The renovated new town hall is also one of the attractions; many types of function are held there. A swimming pool and a park, located beside the town hall, are also of interest.

A view of Pagli Masi fair 2017 at Kalibari

==Local clubs and organisations==
- Sanhati Club
- Red Lotus Club
- Rishi Aravinda Club
- Swami Vivekananda Sanstha
- Tarun Sangha
- Student Club
- Jagannath Club

These clubs make pandels in Durga or Kali Puja, hosting varieties of functions and sometimes blood donation camps.

===Newspapers===

Daily newspapers published from Agartala and Kolkata reach daily morning in this area. Daily popular papers are Dainik Sambad, Syandhan Patrika, Pratibadi Kalam, Daily Desher Katha etc. Besides above, national dailies like The Telegraph, Anandabazar Patrika, Bartaman, The Times of India or The Statesman, are also available.
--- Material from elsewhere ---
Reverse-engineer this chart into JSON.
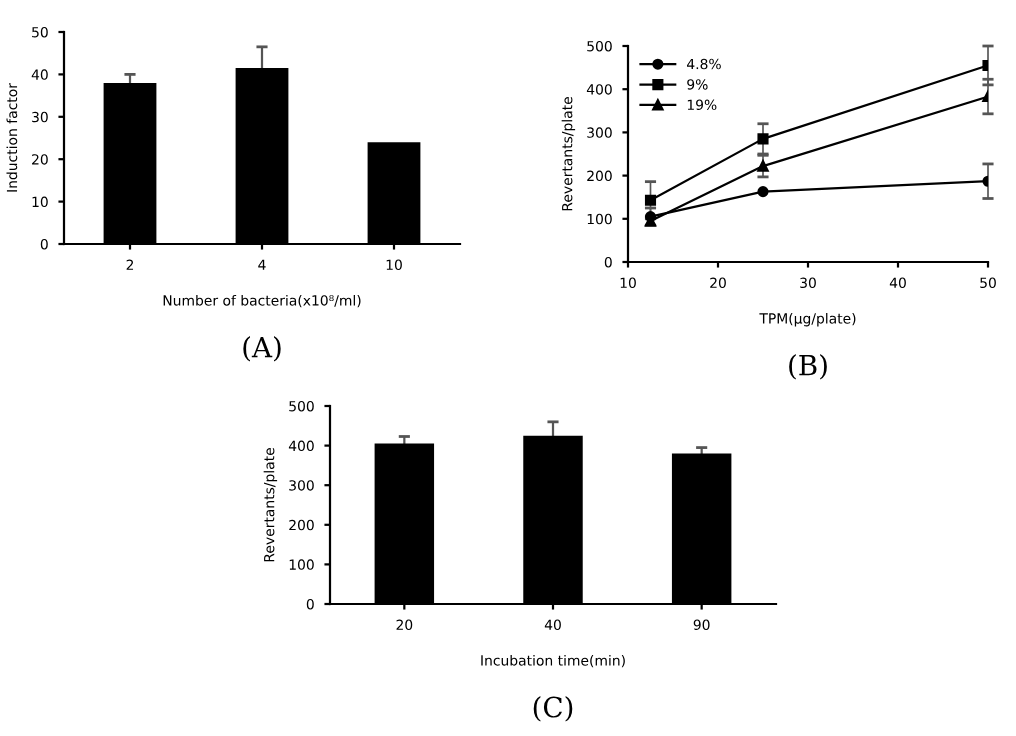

All the collections can be found at Melaghar Public Library.

==Telecommunications==
The important and major mobile-phone network such as Airtel, BSNL, Jio, Vi and broadband services such as BSNL FTTH, Jio and airtel air fibre services are available here.

| Network | 2G/GSM | 3G/UMTS | 4G/LTE | 5G/NR |
|---|---|---|---|---|
| Jio | —N/a | —N/a | Yes | Yes |
| BSNL | Yes | Yes | Yes | —N/a |
| Vi | Yes | Inactive | Yes | —N/a |
| Airtel | Yes | Inactive | Yes | Yes |

==Nearby cities==
Some nearby major towns' distances from Melaghar:

| No. | City | Distance (km) |
|---|---|---|
| 1. | Sonamura | 9 |
| 2. | Kakraban | 13 |
| 3. | Bishramganj | 15 |
| 4. | Udaipur | 22 |
| 5. | Bishalgarh | 28 |
| 6. | Agartala | 47 |
| 7. | Belonia | 54 |
| 8. | Teliamura | 71 |
| 9. | Khowai | 100 |
| 10. | Dharmanagar | 200 |

Note: All distances are measured by road (shortest).